20 Questions from New Scrum Master to Product Owner

What should a new Scrum Master ask the Product Manager? Here are some suggestions that also provide a view on the product manager’s duties. I do not agree with all questions and all proposed answers, but it is definitely inspiring.

 

Addendum: I have created a resource stash for all things related to Software Product Management!

Better decision making

I stumbled across a post about better decision making for product managers. It encourages to pose three questions for each decision with larger (expected) impact:

  1. Imagine that the option you’re currently leaning toward simply vanished as a feasible alternative. What else could you do?
  2. Imagine that the alternative you are currently considering will actually turn out to be a terrible decision. Where could you go looking for the proof of that right now?
  3. Six months from now, what evidence would make you change your mind about the choice you’ve made? What would make you double-down?

Read the explanations in the full post “How to avoid the curse of knowledge“.

 

Addendum: I have created a resource stash for all things related to Software Product Management!

When to say YES to a Feature Request

Last week, I linked a very good post about how to say NO to a feature request. But then, when should you say YES to a feature request? There are a couple of questions to answer:

  • Does it fit your vision?
  • Will it still matter in 5 years?
  • Will everyone benefit from it?
  • Will it improve, complement or innovate on the  existing workflow?
  • Does it grow the business?
  • Will it generate new meaningful engagement?
  • If it succeeds, can we support & afford it?
  • Can we design it so that reward is greater than effort?
  • Can we do it well?
  • Can we scope it well?

I especially like to way to look on long-term cost.

Killing a Feature

Killing a feature is a hard task for a product manager, because you can be sure that someone will complain, and that you break someone’s workflow.

But in order to build a great, focused product, you need to sunset a feature when it does not fit anymore.

Here is a guide on how to kill features properly:

  1. Confirm the condition is terminal
  2. Stop offering it to new sign-ups
  3. Divide users into two camps
  4. Announce end of life to remaining folks

Think in order of magnitudes

This has been a topic for some times: Google wants its employees to think in order of magnitude, not in percentages.
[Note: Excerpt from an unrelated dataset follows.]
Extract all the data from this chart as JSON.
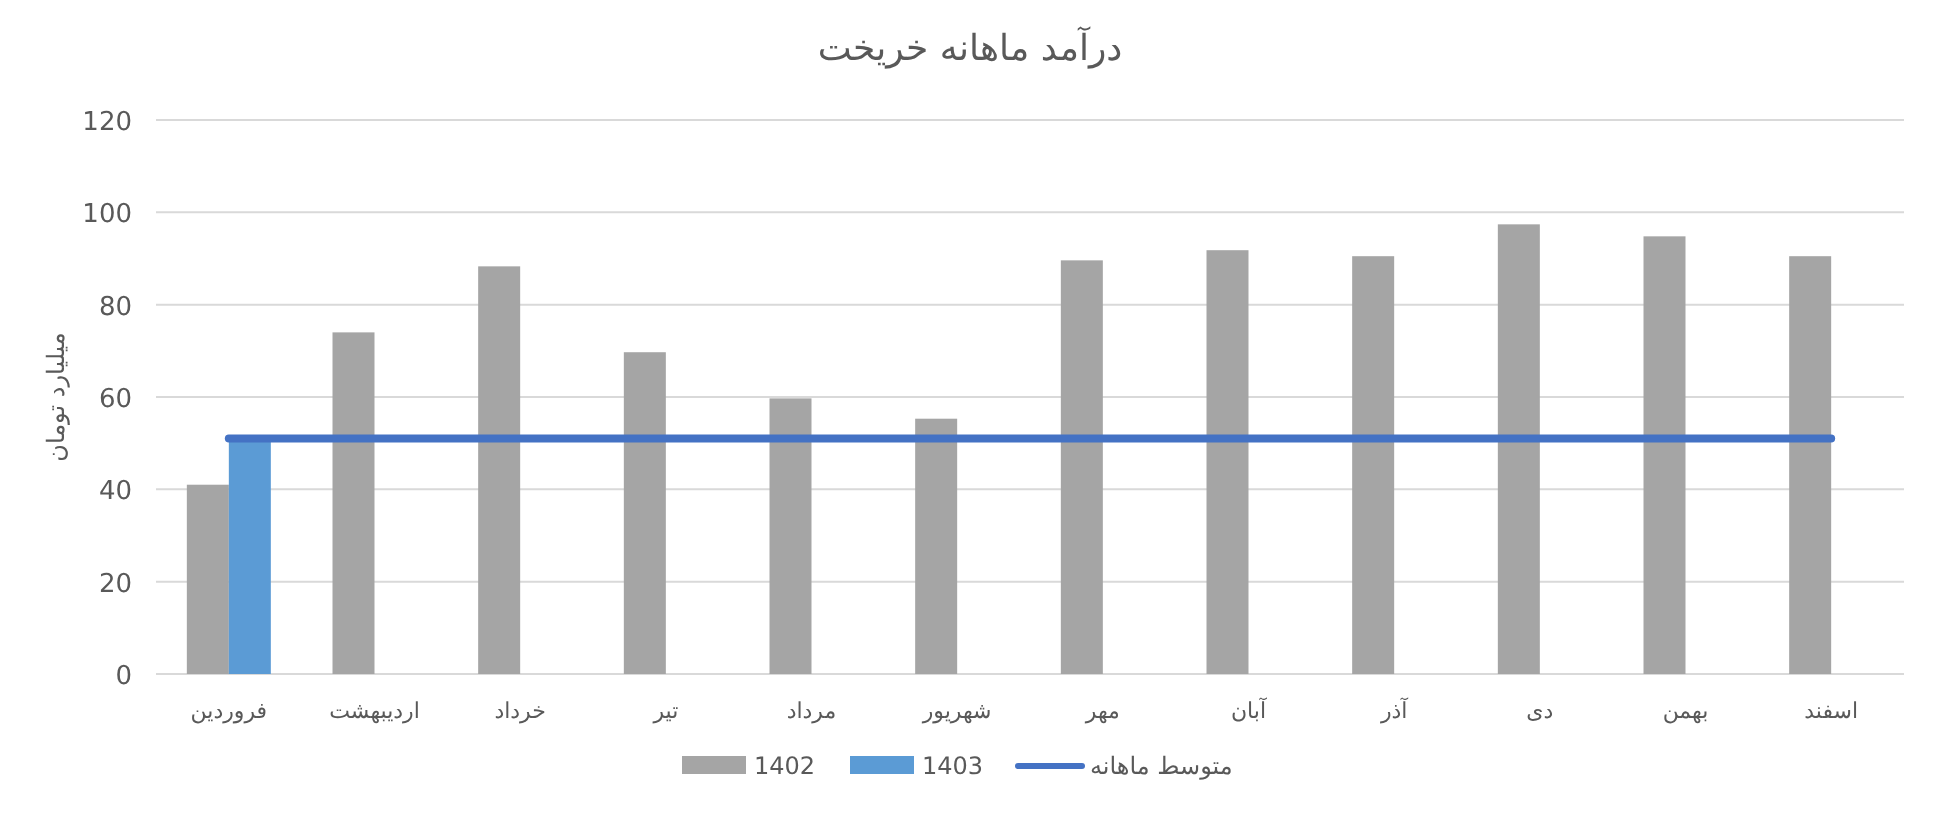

They want people to grow the business/product by 10x, not 10%.

The calculations and business model behind this theme are irrelevant to my mind: The concept is all about mental attitude rather than money. People need to think big to build big things. So I have to agree.

Does software estimation make sense?

Richard Clayton wrote an post on why software estimation is useless which has received mixed responses.

He correctly points out the advantages and disadvantages of software estimates. While he concludes that estimation is useless, I conclude that it is useful despite the disadvantages. His only proposal to do better is to work until the budget is spent. (That makes sense when a story is indeed inestimable for some reason).

I believe that his approach may possibly work for paid project, but not for standard software development.

Ruthless prioritization

Maybe “Laws of Software Engineering” is a bit too high-aimed, but the logic is certainly true:

  • Your development team will never be big enough. You will always have more ideas than space for development
  • Therefore, you need to prioritize ruthlessly.

prioritization makes every single item on your backlog more important than one other and less important than one other. No two items have the same priority. Since you will never have sufficient resources to develop everything, you need to prioritize. Simple.